Citi today downgraded OMI to Neutral/High Risk and reduced its price target to $18 from $52, to reflect increased risks and lack of management clarity.
The SA Quant Rating on OMI shares is Sell, which takes into account factors such as Momentum, Profitability, and Valuation among others. OMI has an A- factor grade for Profitability but C for Growth. The average Wall Street Analysts’ Rating differs with a Buy rating, wherein 3 out of 6 analysts see the stock as Strong Buy. YTD, OMI shares have fallen ~66%. See chart here.
Citi analyst Daniel Grosslight noted that while the firm saw the ~35% sell-off as punitive, as OMI only reduced FY22 EBITDA/adj EPS by 10%/15% at midpoint, it believes the reaction was not totally unwarranted.
The company cuts its FY22 non-GAAP EPS outlook and now expects it to be in the range of $2.50 to $2.60 (prior forecast of $2.85 to $3.15) versus consensus now of $2.53. FY adjusted EBITDA expected to be between $527M and $537M, from the prior range of $570M-$610M.
The analyst noted that there was a lack of clarity in the press release and in the firm’s follow-up with management on the main causes of the outlook reduction and measures to rectify.
Adding to the lack of clarity is a reporting structure which obscure core distribution versus manufacturing pressure and limited quantification of PPE headwinds (management had noted PPE pricing has come down as expected), the analyst added.
Grosslight also indicated that if Owens & Minor’s LTM adj. EBITDA falls below ~$550M, they may begin to trip their debt covenants.
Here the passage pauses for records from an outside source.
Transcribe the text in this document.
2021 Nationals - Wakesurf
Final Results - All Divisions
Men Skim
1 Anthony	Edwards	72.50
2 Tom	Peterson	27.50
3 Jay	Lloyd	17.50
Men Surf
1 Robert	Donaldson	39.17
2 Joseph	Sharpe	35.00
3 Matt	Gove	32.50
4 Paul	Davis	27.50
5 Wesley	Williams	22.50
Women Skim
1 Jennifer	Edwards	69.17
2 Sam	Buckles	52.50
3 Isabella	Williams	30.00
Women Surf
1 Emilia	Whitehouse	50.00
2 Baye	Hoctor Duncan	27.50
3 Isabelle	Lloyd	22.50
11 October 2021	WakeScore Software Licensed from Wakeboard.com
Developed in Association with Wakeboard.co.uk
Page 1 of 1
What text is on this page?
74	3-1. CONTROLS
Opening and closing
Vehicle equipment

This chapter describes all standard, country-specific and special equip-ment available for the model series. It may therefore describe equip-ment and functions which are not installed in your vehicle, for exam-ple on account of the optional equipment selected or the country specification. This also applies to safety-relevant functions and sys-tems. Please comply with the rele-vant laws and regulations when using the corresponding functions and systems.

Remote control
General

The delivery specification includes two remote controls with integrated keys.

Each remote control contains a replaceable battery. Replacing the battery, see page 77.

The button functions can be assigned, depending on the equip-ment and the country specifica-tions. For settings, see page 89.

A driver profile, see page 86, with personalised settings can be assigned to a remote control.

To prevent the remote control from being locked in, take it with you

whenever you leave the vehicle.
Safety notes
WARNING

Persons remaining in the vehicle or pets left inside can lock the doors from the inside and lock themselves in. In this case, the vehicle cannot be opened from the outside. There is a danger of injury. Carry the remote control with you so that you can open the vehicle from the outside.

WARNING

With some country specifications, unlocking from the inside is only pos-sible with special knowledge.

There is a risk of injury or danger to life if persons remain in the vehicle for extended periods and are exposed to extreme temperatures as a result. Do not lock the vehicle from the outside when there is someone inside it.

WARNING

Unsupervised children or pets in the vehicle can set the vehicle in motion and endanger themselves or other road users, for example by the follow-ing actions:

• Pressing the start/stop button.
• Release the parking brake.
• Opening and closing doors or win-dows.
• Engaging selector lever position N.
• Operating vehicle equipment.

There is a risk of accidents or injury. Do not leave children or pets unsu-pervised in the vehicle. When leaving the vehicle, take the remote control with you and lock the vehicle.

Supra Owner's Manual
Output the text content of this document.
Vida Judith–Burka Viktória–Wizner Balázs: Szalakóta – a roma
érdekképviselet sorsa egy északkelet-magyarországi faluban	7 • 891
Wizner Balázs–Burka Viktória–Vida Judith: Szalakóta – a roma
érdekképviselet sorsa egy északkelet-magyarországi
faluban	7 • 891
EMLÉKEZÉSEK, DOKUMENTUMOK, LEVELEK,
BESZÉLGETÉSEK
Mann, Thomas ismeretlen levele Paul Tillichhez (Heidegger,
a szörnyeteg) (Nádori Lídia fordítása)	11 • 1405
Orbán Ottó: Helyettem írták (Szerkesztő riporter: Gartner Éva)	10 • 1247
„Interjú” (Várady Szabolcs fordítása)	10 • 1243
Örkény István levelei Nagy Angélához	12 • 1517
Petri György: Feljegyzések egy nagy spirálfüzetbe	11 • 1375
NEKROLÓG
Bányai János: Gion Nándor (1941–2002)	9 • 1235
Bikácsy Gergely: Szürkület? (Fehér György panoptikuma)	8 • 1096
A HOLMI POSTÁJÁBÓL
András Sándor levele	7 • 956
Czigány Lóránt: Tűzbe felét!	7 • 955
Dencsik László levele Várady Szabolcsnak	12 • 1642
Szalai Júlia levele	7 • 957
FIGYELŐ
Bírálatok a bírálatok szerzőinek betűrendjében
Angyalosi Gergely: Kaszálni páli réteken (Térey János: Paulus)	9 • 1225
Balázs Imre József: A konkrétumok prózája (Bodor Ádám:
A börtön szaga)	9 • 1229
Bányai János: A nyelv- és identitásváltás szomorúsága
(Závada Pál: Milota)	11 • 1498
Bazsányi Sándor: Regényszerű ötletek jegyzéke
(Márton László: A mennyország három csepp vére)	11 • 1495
Among the known items, the analyst said that health systems have cut back on supply spending due to lower utilization and higher inflation. The company’s management had expected utilization to come back in Q4, but it did not materialized, and thus they failed to react speedily to these headwinds.
Among the unknown items Grosslight noted that the firm has very less clarity as from where the pressure is coming, PPE verus non-PPE products. The company’s management indicated that the reduction was broad-based. But, given the company tends to be over-indexed to PPE, the firm thinks that much of the outlook cut is because of lack of PPE demand.